No evidence has been found connecting the accused with the victims and it is possible the attack was random, he said.
 
"The relationship between the victims, if any, and the accused remains unclear. Investigators are trying to piece together a motive for these crimes," he said.
 
Palmer said Kam was born in Hong Kong, immigrated to Calgary with his family as a teenager and has been in Vancouver since July.
 
 
He was arrested at a residence not far from where the crimes happened, Palmer said.
 
Kam has no criminal record or known mental health issues, he said. He is scheduled to appear in court on Tuesday.
 
Mah-Jones was a highly respected occupational therapist who worked at GF Strong Rehabilitation Centre and Vancouver General Hospital, says Vancouver Coastal Health.
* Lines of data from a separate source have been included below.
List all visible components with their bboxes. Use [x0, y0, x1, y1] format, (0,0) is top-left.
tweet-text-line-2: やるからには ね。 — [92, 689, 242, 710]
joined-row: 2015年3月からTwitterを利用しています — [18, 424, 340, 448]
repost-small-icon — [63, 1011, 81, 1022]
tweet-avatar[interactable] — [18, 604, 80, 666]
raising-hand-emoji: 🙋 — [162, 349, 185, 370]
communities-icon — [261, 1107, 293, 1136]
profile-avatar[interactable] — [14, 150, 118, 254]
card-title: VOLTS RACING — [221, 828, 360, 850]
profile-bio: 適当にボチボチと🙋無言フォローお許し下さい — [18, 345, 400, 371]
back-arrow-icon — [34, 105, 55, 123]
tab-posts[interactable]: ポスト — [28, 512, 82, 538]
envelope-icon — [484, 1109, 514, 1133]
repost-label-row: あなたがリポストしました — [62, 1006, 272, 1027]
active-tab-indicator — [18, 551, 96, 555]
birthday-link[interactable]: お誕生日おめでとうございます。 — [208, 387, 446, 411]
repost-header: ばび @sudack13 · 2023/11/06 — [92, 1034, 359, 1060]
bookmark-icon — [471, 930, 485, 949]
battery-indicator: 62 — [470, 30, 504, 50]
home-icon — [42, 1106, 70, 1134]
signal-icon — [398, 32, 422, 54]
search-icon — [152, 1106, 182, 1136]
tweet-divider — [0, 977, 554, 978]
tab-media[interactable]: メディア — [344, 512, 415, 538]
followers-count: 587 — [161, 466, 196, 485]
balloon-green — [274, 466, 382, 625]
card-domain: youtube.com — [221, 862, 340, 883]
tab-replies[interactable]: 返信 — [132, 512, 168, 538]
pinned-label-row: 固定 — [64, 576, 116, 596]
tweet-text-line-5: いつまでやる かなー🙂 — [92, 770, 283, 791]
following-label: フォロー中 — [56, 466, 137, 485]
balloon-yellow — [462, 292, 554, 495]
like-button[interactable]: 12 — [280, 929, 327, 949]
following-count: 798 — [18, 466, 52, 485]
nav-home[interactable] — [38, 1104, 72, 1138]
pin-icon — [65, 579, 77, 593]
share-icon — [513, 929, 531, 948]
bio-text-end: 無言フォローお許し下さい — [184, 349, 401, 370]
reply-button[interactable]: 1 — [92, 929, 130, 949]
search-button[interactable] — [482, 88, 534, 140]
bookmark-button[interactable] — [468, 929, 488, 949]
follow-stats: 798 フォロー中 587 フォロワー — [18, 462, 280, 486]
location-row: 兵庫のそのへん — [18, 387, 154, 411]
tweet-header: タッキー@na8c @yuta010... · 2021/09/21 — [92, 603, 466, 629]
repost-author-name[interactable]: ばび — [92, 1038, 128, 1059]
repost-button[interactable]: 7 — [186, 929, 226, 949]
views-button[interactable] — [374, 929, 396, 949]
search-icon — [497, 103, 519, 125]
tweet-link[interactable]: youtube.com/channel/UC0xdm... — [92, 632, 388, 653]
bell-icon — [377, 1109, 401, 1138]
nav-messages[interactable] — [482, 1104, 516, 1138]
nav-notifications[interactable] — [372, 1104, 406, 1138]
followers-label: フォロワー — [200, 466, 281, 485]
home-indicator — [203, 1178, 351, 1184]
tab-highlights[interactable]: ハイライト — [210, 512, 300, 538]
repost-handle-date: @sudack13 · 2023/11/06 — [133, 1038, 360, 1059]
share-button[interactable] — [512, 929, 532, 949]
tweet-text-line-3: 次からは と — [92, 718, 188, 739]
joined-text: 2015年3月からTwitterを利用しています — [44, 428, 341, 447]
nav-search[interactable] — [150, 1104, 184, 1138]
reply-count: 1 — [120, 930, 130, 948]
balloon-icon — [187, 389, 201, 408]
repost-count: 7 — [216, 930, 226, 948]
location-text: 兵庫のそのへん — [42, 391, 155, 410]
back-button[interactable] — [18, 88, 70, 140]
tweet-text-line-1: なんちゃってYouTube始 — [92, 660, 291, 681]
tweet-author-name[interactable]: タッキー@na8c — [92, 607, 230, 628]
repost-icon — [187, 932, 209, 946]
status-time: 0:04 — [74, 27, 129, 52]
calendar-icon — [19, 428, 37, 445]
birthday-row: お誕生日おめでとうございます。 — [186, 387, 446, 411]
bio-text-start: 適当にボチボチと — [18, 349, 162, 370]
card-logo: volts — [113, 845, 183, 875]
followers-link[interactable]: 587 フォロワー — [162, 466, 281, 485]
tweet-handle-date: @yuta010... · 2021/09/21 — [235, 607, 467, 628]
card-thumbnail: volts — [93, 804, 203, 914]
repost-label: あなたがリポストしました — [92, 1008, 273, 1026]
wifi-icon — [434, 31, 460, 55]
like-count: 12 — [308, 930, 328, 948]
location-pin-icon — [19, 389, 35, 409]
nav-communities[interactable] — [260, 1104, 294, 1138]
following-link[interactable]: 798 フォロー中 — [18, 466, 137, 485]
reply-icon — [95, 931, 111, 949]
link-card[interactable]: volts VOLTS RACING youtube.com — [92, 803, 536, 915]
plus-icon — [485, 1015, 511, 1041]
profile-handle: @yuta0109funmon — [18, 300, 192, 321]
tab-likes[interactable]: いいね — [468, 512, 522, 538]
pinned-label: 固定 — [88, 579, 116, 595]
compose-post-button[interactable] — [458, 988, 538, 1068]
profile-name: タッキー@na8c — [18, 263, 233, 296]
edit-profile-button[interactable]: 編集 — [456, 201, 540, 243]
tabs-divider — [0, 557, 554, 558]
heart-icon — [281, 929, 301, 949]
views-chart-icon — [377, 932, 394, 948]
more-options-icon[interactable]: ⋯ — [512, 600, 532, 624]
She was also a clinical associate professor in occupational science and occupational therapy at the University of British Columbia.
 
Mah-Jones spent 35 years working with Vancouver Coastal Health and was named outstanding occupational therapist of the year in 2015 by the Canadian Association of Occupational Therapists BC. She was also celebrated as a provincial health care hero at the BC Health Care Awards in June.
 
The health authority said Mah-Jones would "think outside the box" to come up with solutions for her patients' needs. In one case, she designed and built a device that uses pulleys and levers to help a patient who had physical challenges to feed himself.
 
"Dianna will be remembered as someone who went above and beyond to make a difference for her patients and missed by all who knew her," Vancouver Coastal Health said in a recent news release.
 
There is nothing in the victims' backgrounds that suggests they would be targeted, Palmer said.
 
"They were upstanding people just going about their lives causing no trouble for anybody."